ISIS in Perspective


Nov 15, 2014

Karen Elliott House, Brian Michael Jenkins, Dalia Dassa Kaye, James Dobbins, and Seth G. Jones at RAND's Politics Aside 2014

Karen Elliott House, Brian Michael Jenkins, Dalia Dassa Kaye, James Dobbins, and Seth G. Jones at RAND's Politics Aside 2014

Photo by Alex Cohen/RAND Corporation

While ISIS poses a threat to the United States, violence from the group is not likely to be aimed directly at the American homeland any time soon, according to a panel of experts who discussed the Middle East on Nov. 14 at the RAND Corporation.

The biggest threat posed to the United States by ISIS would be if the group held territory and became a friendly host to a terrorist group, such as al Qaida, that is intent on attacking the U.S. homeland.

Just as al Qaida launched the 9/11 attacks from Afghanistan when it was controlled by the Taliban, an attack could be mounted against the United States if ISIS were to establish a nation from the territory it holds in Syria and Iraq.

“Denying ISIS and similar groups the capacity to take and hold territory is important,” said panel member James Dobbins, a RAND senior fellow and Distinguished Chair in Diplomacy and Security. Dobbins is former special U.S. representative for Afghanistan and Pakistan.

The discussion about shifting alliances in the Middle East was a part of Politics Aside, RAND's postelection event that brings together policymakers, philanthropists and RAND experts for a nonpartisan examination of pressing policy challenges.

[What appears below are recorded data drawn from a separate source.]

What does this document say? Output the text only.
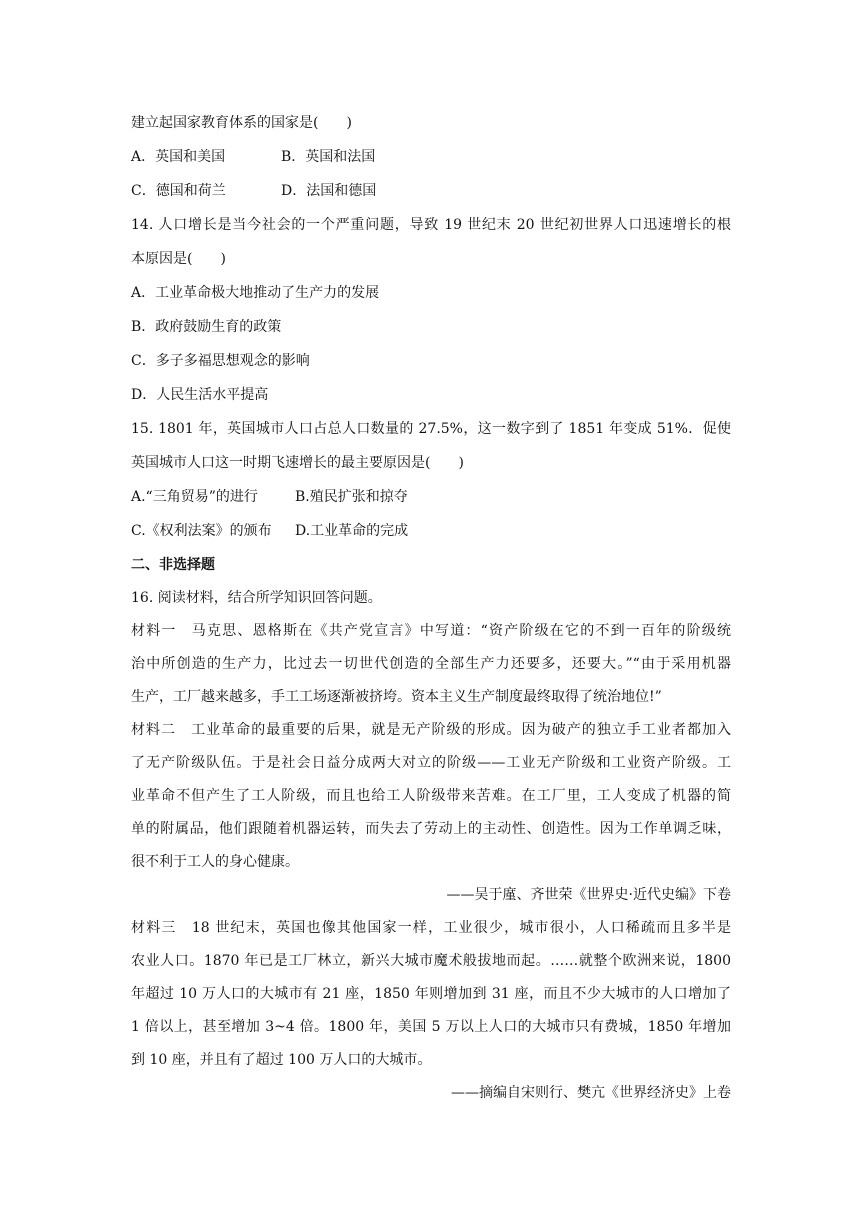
建立起国家教育体系的国家是(　　)
A．英国和美国	B．英国和法国
C．德国和荷兰	D．法国和德国
14. 人口增长是当今社会的一个严重问题，导致 19 世纪末 20 世纪初世界人口迅速增长的根
本原因是(　　)
A．工业革命极大地推动了生产力的发展
B．政府鼓励生育的政策
C．多子多福思想观念的影响
D．人民生活水平提高
15. 1801 年，英国城市人口占总人口数量的 27.5%，这一数字到了 1851 年变成 51%．促使
英国城市人口这一时期飞速增长的最主要原因是(　　)
A.“三角贸易”的进行	B.殖民扩张和掠夺
C.《权利法案》的颁布	D.工业革命的完成
二、非选择题
16. 阅读材料，结合所学知识回答问题。
材料一　马克思、恩格斯在《共产党宣言》中写道：“资产阶级在它的不到一百年的阶级统
治中所创造的生产力，比过去一切世代创造的全部生产力还要多，还要大。”“由于采用机器
生产，工厂越来越多，手工工场逐渐被挤垮。资本主义生产制度最终取得了统治地位!”
材料二　工业革命的最重要的后果，就是无产阶级的形成。因为破产的独立手工业者都加入
了无产阶级队伍。于是社会日益分成两大对立的阶级——工业无产阶级和工业资产阶级。工
业革命不但产生了工人阶级，而且也给工人阶级带来苦难。在工厂里，工人变成了机器的简
单的附属品，他们跟随着机器运转，而失去了劳动上的主动性、创造性。因为工作单调乏味，
很不利于工人的身心健康。
——吴于廑、齐世荣《世界史·近代史编》下卷
材料三　18 世纪末，英国也像其他国家一样，工业很少，城市很小，人口稀疏而且多半是
农业人口。1870 年已是工厂林立，新兴大城市魔术般拔地而起。……就整个欧洲来说，1800
年超过 10 万人口的大城市有 21 座，1850 年则增加到 31 座，而且不少大城市的人口增加了
1 倍以上，甚至增加 3~4 倍。1800 年，美国 5 万以上人口的大城市只有费城，1850 年增加
到 10 座，并且有了超过 100 万人口的大城市。
——摘编自宋则行、樊亢《世界经济史》上卷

The expert panelists said it is important for the United States to continue bombing missions against ISIS while maintaining advisors in the region to bolster local forces fighting the group.

But Seth G. Jones, director of the RAND International Security and Defense Policy Center, cautioned that sending U.S. ground troops to the region would likely be unpopular at home and could spark a surge in radicalization in the region, just as the U.S. invasion of Iraq fostered radicalization across the region a decade ago.

Panel moderator Karen House noted that on a recent trip to Saudi Arabia she spoke with two acquaintances whose sons were attracted by the ISIS call to arms. One son left home to fight with the group and the other expressed interest in joining the fight. House, former publisher of The Wall Street Journal, is author of the book On Saudi Arabia: Its People, Past, Religion, Fault Lines — and Future.

Brian Jenkins, special assistant to the president of RAND and a terrorism expert, said it is believed that fewer than 200 Americans have traveled to the Middle East to become ISIS fighters. But across Europe the problem is much larger, with more than 2,000 leaving to join the ranks of the group.

Should those fighters return home, they pose a much greater risk in many parts of Europe than they do to the United States, Jenkins said. Jenkins is the author of a new RAND publication called “When Jihadis Come Marching Home,” which explores the threats posed by Westerners who return home after fighting for ISIS or other terrorist groups.

Jones said the United States and other nations need to do a better job of pushing back against ISIS propaganda that attracts many young men to its cause. There are many who have gone to fight, only to return home disillusioned with what they have experienced, he said.

View from the Seats

Q&A with Ann Korologos, Chairman Emeritus of The Aspen Institute and Former U.S. Secretary of Labor

What did you find interesting in this panel discussion?

The discussion on the motivation of the Western Europeans, and some Americans, going over there to fight was extraordinarily interesting to me. Some of them have no family or they have personal issues. So it becomes a very personal motivation to go somewhere to do something. Or a second motivation of the idea of an Islamic state is very provocative. Those doing recruiting have at least the appearance of success, the way the news reports it.

Did you gain new insights into why westerners get recruited?

An issue I'm closer to, having lived in Belgium for a few years, is the make-up of key European countries, like Germany, France and Belgium. They have very large groups of Arabs, or Muslim-Arab residents who have been citizens of those countries for two or three generations, yet still they're sidelined. That creates fertile opportunity for recruitment. The sociological aspects of what's going on were interesting.

What were other thought-provoking aspects?

It gave me the flavor from three different viewpoints—four really, including the moderator. They are people with expertise, and historical knowledge that this has been going on for thousands of years. At the same time, the United States is much more vulnerable in the disagreements among these populations.